The remove API is invoked in a for loop by:
VersionManager vm = session.getWorkspace().getVersionManager();
Node root = session.getRootNode();
NodeIterator nodeIterator = root.getNodes();
for(int currentNode = 0; currentNode < nodeIterator.getSize(); currentNode ++) {
Node node = nodeIterator.nextNode();
VersionHistory versionHistory = vm.getVersionHistory(node.getPath());
VersionIterator versionIterator = versionHistory.getAllVersions();
for(int currentVersion = 0; currentVersion < versionIterator.getSize(); currentVersion ++) {
Version version = versionIterator.nextVersion();
if(shouldDelete(node, version)) {
versionHistory.removeVersion(version.getName());
}
}
}
The problem is that the removeVersion
API is very slow.
The first question is if there is some any other way to go faster, considering that when I perform the cleaning there is only one thread working on the storage.
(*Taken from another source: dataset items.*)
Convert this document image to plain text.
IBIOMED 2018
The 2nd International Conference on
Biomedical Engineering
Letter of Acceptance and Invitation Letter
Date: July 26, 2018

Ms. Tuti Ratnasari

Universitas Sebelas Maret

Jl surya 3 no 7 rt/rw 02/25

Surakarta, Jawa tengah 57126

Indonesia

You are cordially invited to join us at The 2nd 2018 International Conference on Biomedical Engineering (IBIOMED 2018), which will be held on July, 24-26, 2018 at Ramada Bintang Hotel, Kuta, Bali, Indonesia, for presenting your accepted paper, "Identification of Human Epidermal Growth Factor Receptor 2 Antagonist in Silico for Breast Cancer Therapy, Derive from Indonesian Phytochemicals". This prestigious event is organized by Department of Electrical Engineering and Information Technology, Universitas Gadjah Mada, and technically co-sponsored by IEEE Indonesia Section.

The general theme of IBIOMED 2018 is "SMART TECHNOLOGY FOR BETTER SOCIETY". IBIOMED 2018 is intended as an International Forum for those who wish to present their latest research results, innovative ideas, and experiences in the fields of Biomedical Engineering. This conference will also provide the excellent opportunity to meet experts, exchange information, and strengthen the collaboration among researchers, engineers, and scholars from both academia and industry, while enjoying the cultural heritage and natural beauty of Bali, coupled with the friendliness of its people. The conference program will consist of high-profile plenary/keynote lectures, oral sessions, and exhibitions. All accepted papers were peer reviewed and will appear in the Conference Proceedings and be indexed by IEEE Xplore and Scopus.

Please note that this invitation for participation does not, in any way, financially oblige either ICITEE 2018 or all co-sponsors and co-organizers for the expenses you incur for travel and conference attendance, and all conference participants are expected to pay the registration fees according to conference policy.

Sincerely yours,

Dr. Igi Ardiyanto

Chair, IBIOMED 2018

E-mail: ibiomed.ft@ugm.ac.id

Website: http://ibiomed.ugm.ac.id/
I've explored the javadoc and I figured out that there should be a procedure to perform batch operations, which is my case. For example:
VersionManager vm = session.getWorkspace().getVersionManager();
RepositoryService rs = getRepositoryService(session);
SessionInfo si = getSessionInfo(session);
ItemId mainId = null;
Batch batch = rs.createBatch(si, mainId);
Node root = session.getRootNode();
NodeIterator nodeIterator = root.getNodes();
for(int currentNode = 0; currentNode < nodeIterator.getSize(); currentNode ++) {
Node node = nodeIterator.nextNode();
VersionHistory versionHistory = vm.getVersionHistory(node.getPath());
VersionIterator versionIterator = versionHistory.getAllVersions();
for(int currentVersion = 0; currentVersion < versionIterator.getSize(); currentVersion ++) {
Version version = versionIterator.nextVersion();
if(shouldDelete(node, version)) {
ItemId id = getItemId(node, version);
batch.remove(id);
//versionHistory.removeVersion(version.getName());
}
}
}
// TODO: how to execute batch?
I have some question on this batch api:
- how can I get a
RepositoryService
from mySession
? - how can I get a
SessionInfo
from mySession
? - which is the meaning of the
ItemId
passed when aBatch
object is created? What kind of value should I pass? - how can I get an
ItemId
from a node and its version? - once I've build my
Batch
object with all its remove, how can I execute it over my session?